Workflows
The following workflows are installed in this system:
-
Proteomics
This workflow offers several functionalities to explore the consequence of protein mutations. It reports features that overlap the mutations, or that are in close physical proximity.
The features reported include protein domains, variants, helices, ligand binding residues, catalytic sites, transmembrane domains, InterPro domains, and known somatic mutations in different types of cancer. This information is extracted from resources such as UniProt, COSMIC, InterPro and Appris. It can also identify mutations affecting the interfaces of protein complexes.
This workflow makes use of PDB files to calculate residues in close proximity. This information is used to find features close to the mutations, at a distance of 5 angstroms, or mutations in residues close to residues in a complex partner, at a distance of up to 8 angstroms.
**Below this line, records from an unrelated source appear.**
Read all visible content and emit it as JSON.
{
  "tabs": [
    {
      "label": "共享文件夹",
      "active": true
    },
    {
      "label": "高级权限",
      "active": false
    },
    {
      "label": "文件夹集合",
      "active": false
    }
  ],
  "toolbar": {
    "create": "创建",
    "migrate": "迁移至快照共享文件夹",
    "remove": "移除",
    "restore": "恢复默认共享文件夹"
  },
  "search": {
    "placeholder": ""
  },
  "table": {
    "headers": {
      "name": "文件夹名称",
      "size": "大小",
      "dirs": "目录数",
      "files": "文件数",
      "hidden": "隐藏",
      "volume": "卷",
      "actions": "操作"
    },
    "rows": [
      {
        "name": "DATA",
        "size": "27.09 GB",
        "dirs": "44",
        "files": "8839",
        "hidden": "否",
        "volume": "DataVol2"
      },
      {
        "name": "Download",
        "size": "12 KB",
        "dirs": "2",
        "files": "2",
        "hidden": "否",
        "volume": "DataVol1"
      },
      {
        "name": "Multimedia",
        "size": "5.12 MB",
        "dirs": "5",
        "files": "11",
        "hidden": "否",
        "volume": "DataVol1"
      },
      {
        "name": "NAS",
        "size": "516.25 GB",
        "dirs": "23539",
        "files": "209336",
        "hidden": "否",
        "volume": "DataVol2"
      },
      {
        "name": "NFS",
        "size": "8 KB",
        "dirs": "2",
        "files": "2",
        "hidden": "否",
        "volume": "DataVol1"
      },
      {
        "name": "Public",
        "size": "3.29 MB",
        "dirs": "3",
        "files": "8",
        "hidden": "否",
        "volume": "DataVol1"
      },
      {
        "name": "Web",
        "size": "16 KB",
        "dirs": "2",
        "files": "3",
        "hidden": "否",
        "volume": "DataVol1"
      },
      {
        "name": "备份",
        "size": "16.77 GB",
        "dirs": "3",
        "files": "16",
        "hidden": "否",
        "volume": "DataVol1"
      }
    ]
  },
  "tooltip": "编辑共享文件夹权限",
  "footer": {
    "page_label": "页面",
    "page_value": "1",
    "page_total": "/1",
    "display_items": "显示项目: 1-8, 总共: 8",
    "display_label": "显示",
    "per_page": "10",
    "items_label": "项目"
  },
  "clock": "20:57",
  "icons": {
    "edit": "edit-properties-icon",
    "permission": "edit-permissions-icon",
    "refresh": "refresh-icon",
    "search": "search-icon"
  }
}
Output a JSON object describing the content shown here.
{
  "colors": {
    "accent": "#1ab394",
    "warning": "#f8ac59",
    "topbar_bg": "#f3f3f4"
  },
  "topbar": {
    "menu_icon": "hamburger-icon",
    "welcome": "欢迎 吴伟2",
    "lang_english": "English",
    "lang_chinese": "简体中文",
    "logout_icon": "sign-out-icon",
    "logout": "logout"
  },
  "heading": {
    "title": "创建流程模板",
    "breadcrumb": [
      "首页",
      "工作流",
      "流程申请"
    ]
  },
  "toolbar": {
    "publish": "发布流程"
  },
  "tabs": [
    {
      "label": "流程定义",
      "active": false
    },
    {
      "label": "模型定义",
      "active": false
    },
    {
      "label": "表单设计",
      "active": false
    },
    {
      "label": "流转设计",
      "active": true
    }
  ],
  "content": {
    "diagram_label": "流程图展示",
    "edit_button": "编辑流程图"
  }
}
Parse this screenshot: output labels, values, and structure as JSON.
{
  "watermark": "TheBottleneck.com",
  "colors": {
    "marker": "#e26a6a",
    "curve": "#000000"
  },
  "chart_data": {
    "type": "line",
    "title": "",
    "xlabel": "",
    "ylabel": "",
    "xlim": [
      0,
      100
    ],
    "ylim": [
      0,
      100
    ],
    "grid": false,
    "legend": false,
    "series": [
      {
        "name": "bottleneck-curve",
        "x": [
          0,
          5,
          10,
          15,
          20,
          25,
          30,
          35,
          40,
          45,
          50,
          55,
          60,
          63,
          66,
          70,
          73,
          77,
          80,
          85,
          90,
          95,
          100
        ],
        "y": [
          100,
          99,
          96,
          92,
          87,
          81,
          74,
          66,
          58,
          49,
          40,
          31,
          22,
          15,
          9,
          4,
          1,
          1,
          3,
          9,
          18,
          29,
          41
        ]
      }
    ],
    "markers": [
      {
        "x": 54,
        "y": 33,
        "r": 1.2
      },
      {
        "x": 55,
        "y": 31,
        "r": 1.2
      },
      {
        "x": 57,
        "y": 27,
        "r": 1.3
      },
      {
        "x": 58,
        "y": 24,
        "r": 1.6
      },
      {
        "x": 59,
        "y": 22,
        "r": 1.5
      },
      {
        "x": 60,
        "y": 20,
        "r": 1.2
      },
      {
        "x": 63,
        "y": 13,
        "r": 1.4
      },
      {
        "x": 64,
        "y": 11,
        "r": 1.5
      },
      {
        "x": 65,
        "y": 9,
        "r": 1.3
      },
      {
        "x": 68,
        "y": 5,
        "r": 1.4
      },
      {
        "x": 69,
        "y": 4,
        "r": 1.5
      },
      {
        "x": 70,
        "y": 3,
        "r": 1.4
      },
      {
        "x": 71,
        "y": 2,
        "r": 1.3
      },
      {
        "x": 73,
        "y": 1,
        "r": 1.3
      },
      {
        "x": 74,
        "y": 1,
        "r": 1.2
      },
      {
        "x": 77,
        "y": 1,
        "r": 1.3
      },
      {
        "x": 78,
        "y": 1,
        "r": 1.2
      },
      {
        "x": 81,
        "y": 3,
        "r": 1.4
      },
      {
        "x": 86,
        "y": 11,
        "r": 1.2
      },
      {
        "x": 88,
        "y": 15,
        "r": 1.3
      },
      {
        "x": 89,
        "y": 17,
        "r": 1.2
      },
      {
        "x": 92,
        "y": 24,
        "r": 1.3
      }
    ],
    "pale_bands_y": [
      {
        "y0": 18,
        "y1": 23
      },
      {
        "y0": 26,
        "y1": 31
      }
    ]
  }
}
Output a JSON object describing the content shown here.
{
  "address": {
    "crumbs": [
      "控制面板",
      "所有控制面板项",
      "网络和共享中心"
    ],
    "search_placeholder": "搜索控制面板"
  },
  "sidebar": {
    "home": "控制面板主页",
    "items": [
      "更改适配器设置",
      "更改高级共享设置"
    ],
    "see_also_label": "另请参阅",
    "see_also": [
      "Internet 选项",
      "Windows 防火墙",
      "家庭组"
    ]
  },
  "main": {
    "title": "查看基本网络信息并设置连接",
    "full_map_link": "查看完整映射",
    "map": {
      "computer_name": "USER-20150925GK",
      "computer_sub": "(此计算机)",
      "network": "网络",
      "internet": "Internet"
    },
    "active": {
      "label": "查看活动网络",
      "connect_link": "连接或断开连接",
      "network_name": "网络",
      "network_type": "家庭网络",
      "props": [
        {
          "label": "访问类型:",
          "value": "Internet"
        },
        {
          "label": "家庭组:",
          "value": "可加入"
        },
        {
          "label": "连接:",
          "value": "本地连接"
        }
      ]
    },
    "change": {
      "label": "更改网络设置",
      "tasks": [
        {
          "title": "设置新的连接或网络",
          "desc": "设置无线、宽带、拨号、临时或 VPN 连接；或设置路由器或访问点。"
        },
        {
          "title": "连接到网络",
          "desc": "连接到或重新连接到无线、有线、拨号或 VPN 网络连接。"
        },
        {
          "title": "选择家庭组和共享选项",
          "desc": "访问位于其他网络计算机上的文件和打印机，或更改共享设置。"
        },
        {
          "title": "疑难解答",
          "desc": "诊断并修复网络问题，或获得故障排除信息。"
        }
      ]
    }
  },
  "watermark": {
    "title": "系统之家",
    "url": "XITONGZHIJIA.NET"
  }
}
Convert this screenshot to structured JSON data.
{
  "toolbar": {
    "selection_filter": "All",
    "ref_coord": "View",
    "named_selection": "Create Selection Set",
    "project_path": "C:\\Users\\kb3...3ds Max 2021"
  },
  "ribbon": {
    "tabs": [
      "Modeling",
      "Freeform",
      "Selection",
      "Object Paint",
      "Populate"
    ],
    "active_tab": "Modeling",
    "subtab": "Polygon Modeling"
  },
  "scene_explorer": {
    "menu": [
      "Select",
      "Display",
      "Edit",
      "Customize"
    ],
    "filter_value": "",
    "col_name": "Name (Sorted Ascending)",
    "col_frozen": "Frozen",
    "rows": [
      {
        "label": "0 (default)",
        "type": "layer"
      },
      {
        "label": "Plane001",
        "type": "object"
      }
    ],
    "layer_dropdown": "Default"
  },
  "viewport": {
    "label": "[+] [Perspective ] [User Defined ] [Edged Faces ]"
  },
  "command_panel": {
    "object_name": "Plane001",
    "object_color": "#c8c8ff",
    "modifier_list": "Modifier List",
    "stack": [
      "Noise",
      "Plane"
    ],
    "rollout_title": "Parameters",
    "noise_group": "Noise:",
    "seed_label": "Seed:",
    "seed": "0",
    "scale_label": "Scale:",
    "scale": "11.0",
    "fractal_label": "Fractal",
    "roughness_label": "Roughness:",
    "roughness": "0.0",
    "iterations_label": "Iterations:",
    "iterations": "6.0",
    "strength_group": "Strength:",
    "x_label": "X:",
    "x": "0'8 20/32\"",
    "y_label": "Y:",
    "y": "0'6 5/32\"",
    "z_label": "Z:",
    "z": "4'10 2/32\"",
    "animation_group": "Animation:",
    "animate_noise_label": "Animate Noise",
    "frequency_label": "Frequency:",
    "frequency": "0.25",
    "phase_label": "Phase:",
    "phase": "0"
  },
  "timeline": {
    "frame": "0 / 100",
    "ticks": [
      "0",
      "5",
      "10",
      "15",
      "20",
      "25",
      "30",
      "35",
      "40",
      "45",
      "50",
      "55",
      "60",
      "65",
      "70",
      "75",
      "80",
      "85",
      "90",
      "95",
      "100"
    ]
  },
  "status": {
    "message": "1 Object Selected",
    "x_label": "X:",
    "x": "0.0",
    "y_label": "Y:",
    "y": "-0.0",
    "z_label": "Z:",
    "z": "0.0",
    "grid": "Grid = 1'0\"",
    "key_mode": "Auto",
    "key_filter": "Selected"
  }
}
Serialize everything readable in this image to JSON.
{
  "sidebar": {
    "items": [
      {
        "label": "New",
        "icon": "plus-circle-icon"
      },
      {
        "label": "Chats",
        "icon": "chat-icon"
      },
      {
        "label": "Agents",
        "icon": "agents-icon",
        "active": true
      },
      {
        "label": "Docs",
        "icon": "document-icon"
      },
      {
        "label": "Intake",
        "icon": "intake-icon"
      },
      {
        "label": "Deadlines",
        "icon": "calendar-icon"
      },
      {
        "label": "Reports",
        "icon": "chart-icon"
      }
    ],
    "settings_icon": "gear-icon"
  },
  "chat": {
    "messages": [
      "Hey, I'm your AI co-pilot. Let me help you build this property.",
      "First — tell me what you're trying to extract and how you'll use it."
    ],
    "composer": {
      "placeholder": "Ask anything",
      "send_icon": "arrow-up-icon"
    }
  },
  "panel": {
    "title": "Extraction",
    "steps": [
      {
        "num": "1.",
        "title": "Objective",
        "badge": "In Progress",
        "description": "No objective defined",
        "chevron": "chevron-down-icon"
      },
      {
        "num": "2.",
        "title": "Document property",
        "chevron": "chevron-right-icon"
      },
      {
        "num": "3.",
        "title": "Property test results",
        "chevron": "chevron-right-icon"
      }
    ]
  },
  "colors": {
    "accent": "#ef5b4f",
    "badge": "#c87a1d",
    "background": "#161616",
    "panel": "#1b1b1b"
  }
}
PDBs are extracted from Interactome3d, which organized thousands of PDBs, for both experimental structures and structure models, of individual proteins and protein complexes.
Pairwise (Smith-Waterman) alignment is used to fix all inconsistencies between protein sequences in PDBs, Uniprot and Ensembl Protein ID.
Reference:
Vazquez M, Valencia A, Pons T. (2015) Structure-PPi: a module for the annotation of cancer-related single-nucleotide variants at protein-protein interfaces. Bioinformatics (2015); 31(14):2397-2399 (doi: 10.1093/bioinformatics/btv142)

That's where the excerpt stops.